Mais je vais plus loin : les acides eux-mêmes viennent en grande partie de la décomposition des substances animales ou végétales, et contiennent en conséquence des principes de la combustion. Prenons pour exemple le salpêtre : ne doit-il pas son origine à ces matières ? n’est-il pas formé par la putréfaction des végétaux, ainsi que des urines et des excréments des animaux ? Il me semble que l’expérience le démontre, puisqu’on ne cherche, on ne trouve le salpêtre que dans les habitations où l’homme et les animaux ont longtemps résidé ; et puisqu’il est immédiatement formé du détriment des substances animales et végétales, ne doit-il pas contenir une prodigieuse quantité d’air et de feux fixes ? aussi en contient-il beaucoup, et même beaucoup plus que le soufre, le charbon, l’huile, etc. Toutes ces matières combustibles ont besoin, comme nous l’avons dit, du secours de l’air pour brûler, et se consument d’autant plus vite, qu’elles en reçoivent en plus grande quantité ; le salpêtre n’en a pas besoin dès qu’il est mêlé avec quelques-unes de ces matières combustibles ; il semble porter en lui-même le réservoir de tout l’air nécessaire à sa combustion : en le faisant détonner lentement, on le voit souffler son propre feu, comme le ferait un soufflet étranger ; en le renfermant le plus étroitement, son feu, loin de s’éteindre, n’en prend que plus de force, et produit les explosions terribles sur lesquelles sont fondés nos arts meurtriers. Cette combustion si prompte est en même temps si complète qu’il ne reste presque rien après l’inflammation, tandis que toutes les autres matières enflammées laissent des cendres ou d’autres résidus qui démontrent que leur combustion n’est pas entière, ou, ce qui revient au même, qu’elles contiennent un assez grand nombre de parties fixes qui ne peuvent ni se brûler ni même se volatiliser. On peut de même démontrer que l’acide vitriolique contient aussi beaucoup d’air et de feu fixes, quoique en moindre quantité que l’acide nitreux ; et dès lors il tire, comme celui-ci, son origine de la même source, et le soufre, dans la composition duquel cet acide entre si abondamment, tire des animaux et des végétaux tous les principes de sa combustibilité.

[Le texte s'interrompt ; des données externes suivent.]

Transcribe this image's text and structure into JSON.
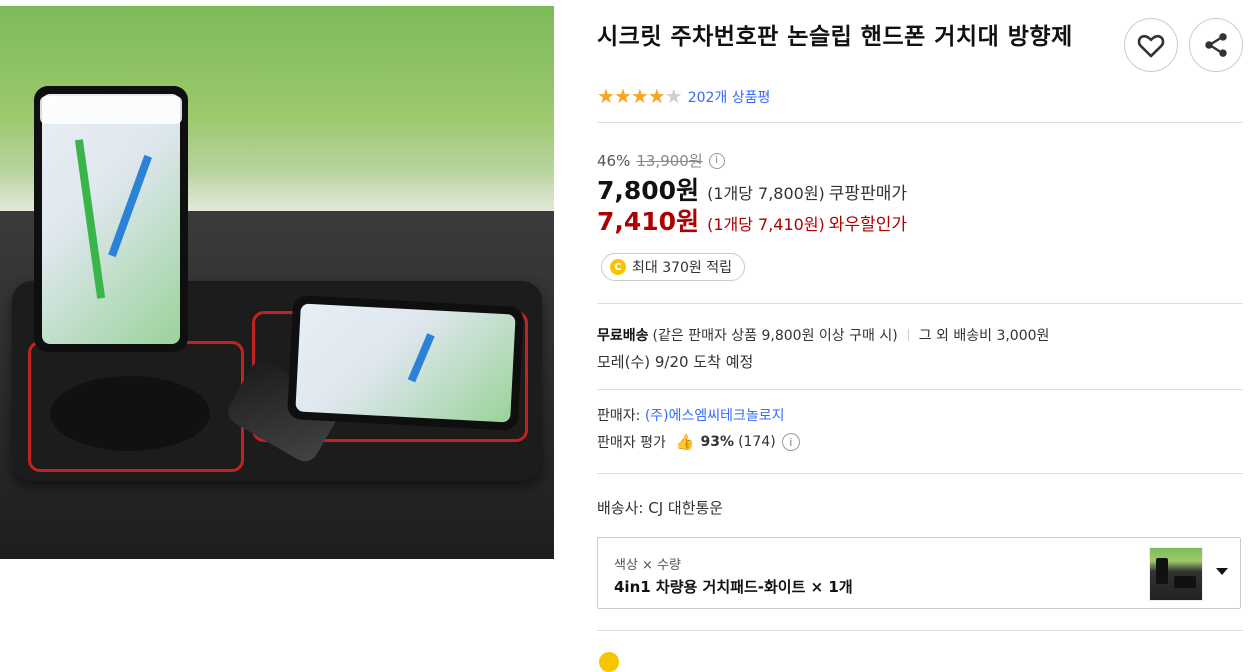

Le phosphore artificiel, qui est le premier dans l’ordre des matières combustibles, et dont l’acide est différent de l’acide nitreux et de l’acide vitriolique, ne se tire aussi que du règne animal, ou, si l’on veut, en partie du règne végétal élaboré dans les animaux, c’est-à-dire des deux sources de toute matière combustible. Le phosphore s’enflamme de lui-même, c’est-à-dire sans communication de matière ignée, sans frottement, sans autre addition que celle du contact de l’air ; autre preuve de la nécessité de cet élément pour la combustion même d’une matière qui ne paraît être composée que de feu. Nous démontrerons dans la suite que l’air est contenu dans l’eau sous une forme moyenne, entre l’état d’élasticité et celui de fixité ; le feu paraît être dans le phosphore à peu près dans ce même état moyen, car, de même que l’air se dégage de l’eau dès que l’on diminue la pression de l’atmosphère, le feu se dégage du phosphore lorsqu’on fait cesser la pression de l’eau où l’on est obligé de le tenir submergé pour pouvoir le garder et empêcher son feu de s’exalter. Le phosphore semble contenir cet élément sous une forme obscure et condensée, et il paraît être pour le feu obscur ce qu’est le miroir ardent pour le feu lumineux, c’est-à-dire un moyen de condensation.

Mais sans nous soutenir plus longtemps à la hauteur de ces considérations générales, auxquelles je pourrai revenir lorsqu’il sera nécessaire, suivons d’une manière plus directe et plus particulière l’examen du feu ; tâchons de saisir ses effets et de les présenter sous un point de vue plus fixe qu’on ne l’a fait jusqu’ici.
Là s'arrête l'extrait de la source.